Abu Faour, from Jumblatt’s parliamentary bloc, said Tuesday that he had informed Salam and Education Minister Elias Bou Saab that his bloc accepted a proposal for keeping Yared as the dean of the Faculty of Medicine in exchange for the Druze sect not being represented on the LU’s council.
Azzi accused Bou Saab, who belongs to the FPM, of politicizing the LU issue. He said he would propose during the Cabinet session the employment of the LU’s contract professors as full-timers and finalizing the appointment of the deans in an academic manner.
As part of ongoing efforts to resolve the issue of extra-budgetary spending, Finance Minister Ali Hasan Khalil met with former Prime Minister Fouad Siniora, head of the parliamentary Future bloc; Nader Hariri, head of former Prime Minister Saad Hariri’s office; and Future MP Ghazi Youssef. The meeting was attended by Abu Faour.Siniora refused to comment on the meeting when contacted by The Daily Star, saying that Khalil was working on a solution to the problem of civil servants’ salaries.
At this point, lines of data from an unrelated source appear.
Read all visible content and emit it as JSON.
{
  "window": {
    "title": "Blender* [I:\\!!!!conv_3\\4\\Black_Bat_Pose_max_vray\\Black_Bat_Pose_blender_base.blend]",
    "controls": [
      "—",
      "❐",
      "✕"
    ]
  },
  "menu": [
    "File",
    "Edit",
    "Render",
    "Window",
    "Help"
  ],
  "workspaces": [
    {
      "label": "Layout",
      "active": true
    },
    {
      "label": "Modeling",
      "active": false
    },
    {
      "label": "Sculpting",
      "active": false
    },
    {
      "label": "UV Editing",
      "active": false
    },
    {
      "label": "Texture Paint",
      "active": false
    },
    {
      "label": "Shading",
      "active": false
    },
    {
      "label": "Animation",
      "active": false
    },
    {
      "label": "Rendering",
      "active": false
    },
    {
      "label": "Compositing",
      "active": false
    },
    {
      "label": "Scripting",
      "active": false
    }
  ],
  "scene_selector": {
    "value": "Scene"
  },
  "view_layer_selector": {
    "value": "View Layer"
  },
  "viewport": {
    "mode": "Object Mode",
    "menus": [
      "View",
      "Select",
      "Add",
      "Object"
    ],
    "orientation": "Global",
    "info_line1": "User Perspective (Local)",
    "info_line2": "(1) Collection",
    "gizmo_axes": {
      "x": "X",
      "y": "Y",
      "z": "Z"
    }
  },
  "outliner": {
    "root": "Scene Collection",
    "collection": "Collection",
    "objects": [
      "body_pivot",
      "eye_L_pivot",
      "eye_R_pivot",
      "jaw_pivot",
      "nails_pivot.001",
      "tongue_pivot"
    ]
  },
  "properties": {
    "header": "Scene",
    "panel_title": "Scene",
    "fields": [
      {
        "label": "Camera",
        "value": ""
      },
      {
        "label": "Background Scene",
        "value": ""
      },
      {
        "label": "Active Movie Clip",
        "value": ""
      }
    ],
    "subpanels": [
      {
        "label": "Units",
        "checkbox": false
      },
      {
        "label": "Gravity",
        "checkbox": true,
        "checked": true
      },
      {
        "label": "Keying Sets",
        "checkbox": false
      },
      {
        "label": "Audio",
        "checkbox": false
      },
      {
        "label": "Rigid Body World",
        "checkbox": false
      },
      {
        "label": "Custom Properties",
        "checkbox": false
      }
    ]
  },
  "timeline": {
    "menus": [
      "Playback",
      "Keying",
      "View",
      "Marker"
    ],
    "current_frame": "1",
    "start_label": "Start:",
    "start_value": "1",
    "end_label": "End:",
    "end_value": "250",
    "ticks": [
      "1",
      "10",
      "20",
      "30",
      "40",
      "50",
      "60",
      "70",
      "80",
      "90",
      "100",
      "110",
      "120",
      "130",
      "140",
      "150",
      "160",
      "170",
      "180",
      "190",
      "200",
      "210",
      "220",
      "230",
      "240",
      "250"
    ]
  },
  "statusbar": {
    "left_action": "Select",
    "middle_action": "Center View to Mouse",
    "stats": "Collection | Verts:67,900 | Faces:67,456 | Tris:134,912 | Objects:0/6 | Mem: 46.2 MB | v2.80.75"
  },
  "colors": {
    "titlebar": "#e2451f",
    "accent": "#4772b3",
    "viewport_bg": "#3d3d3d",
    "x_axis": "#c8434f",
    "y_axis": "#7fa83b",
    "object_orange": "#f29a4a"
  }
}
Khalil had earlier met with MP Ibrahim Kanaan, head of the Parliamentary Finance and Budget Committee, who said that the finance minister agreed Wednesday to pay the public sector employees their July wages through an exceptional “but legal” Cabinet decree, on the condition that next spending would be approved by Parliament.
Kanaan said the salaries of the public sector employees would be paid through a Cabinet procedure only for July. He added that payments for the next months would need a parliamentary approval.
A member of Speaker Nabih Berri’s parliamentary bloc, Khalil has said that Parliament should pass a law that would allow the required extra-budgetary spending to pay salaries of public sector employees.
Meanwhile, Berri adjourned until Aug. 12 a Parliament session to elect a new president after not enough lawmakers showed up to achieve a two-thirds quorum for Wednesday’s session.
Only 57 lawmakers, mainly from the March 14 coalition and Berri’s bloc, showed up, compared with 65 and 75 in previous sessions, well below the 86 of the legislature’s 128 members required to convene the session.
Lawmakers from Aoun’s bloc, Hezbollah and its March 8 allies, have thwarted a quorum by boycotting the sessions since April, demanding an agreement beforehand with their March 14 rivals on a consensus candidate.
Lebanese Forces MP Strida Geagea blamed Aoun’s bloc for the obstruction of the election of a successor to ex-President Michel Sleiman, whose six-year term ended on May 25. “I hold once again the opposite Christian party in Lebanon fully responsible for the dangers stemming from the obstruction of the presidential election, in such a sensitive phase through which the region is passing,” she said in Parliament after the session’s postponement.